The comments made in April caused County Commissioner and board member David Tomita to withdraw his motion to contact and perhaps hire Indiana-based Dickerson Bakker & Associates to help the board and an anticipated 25-member fundraising team determine if there was $1.2 million out there in the community that could be raised to build the core building.
“This is not the first time we’ve been down this road,” Tomita said Tuesday. “It seems like what we’ve done up to now has been so disjointed. We can’t run a capital campaign and meet once a month.”
At present, there are eight to 10 member on the fundraising committee originally set for 25 people.
Johnson City’s Thomas Weems Architects has been awarded an $87,500 contract to design the facility. Members agreed Tuesday to instruct Weems to create a colorful rough draft which can be used as the search for donors continue.
Peterson said the group needed to come up with something to “take out to the community.”
“I think you need a slick presentation -- a very professionally done piece that people would want to be associated with,” he said. “If I’m going to give $50,000, I want to see something interesting.”
Dobbs said Weems should have finalized renderings and plans ready within 60-90 days.
The names of the potential large donors have not been revealed, but board and fundraising committee members plan to have a sales and donation tent at this month’s races at Bristol Motor Speedway, hot dog sales at Walmart and brick and tile sales. They already have held a bluegrass fundraiser at Down Home, and some of the 2,000 donor cards printed have been handed out.
It also was April when the board closed on the $500,000, 6.6-acre property at 3411 N. Roan St. where a new animal shelter will be built to replace the current overcrowded and dilapidated facility.
Johnson City’s $350,000 donation plus $150,000 from Animal Control Board savings covered the cost.

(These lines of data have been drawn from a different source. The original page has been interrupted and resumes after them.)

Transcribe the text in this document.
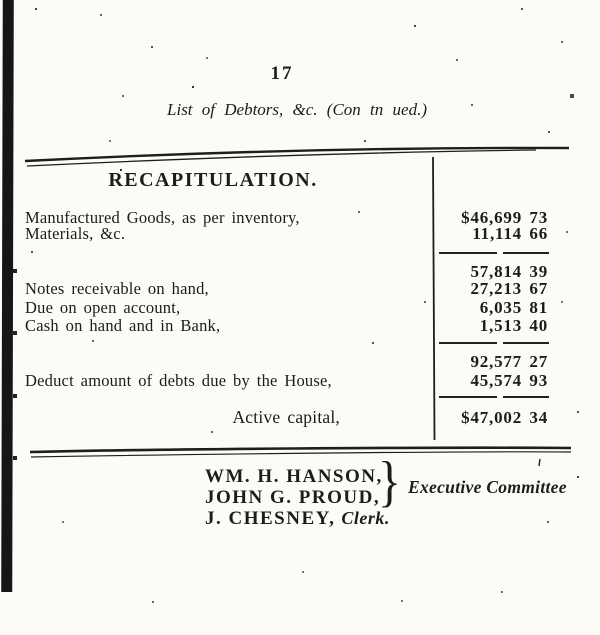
17
List of Debtors, &c. (Con tn ued.)
RECAPITULATION.
Manufactured Goods, as per inventory,	$46,699 73
Materials, &c.	11,114 66
57,814 39
Notes receivable on hand,	27,213 67
Due on open account,	6,035 81
Cash on hand and in Bank,	1,513 40
92,577 27
Deduct amount of debts due by the House,	45,574 93
Active capital,	$47,002 34
WM. H. HANSON,
JOHN G. PROUD,
} Executive Committee
J. CHESNEY, Clerk.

Washington County Commissioners approved a resolution to pay the board $350,000 in increments — $100,000 up front, $150,000 when the board has raised $1 million, and up to $100,000 in paving.
That resolution included a stipulation that should the animal board not have the new facility up and running 24 months after a construction bid is OK’d, the county can ask for its money back.
County Commissioner Mark Ferguson said the announcement by board members that donations totalling about $2.8 million could come in to help fund construction did have an effect on the way he structured the amended resolution.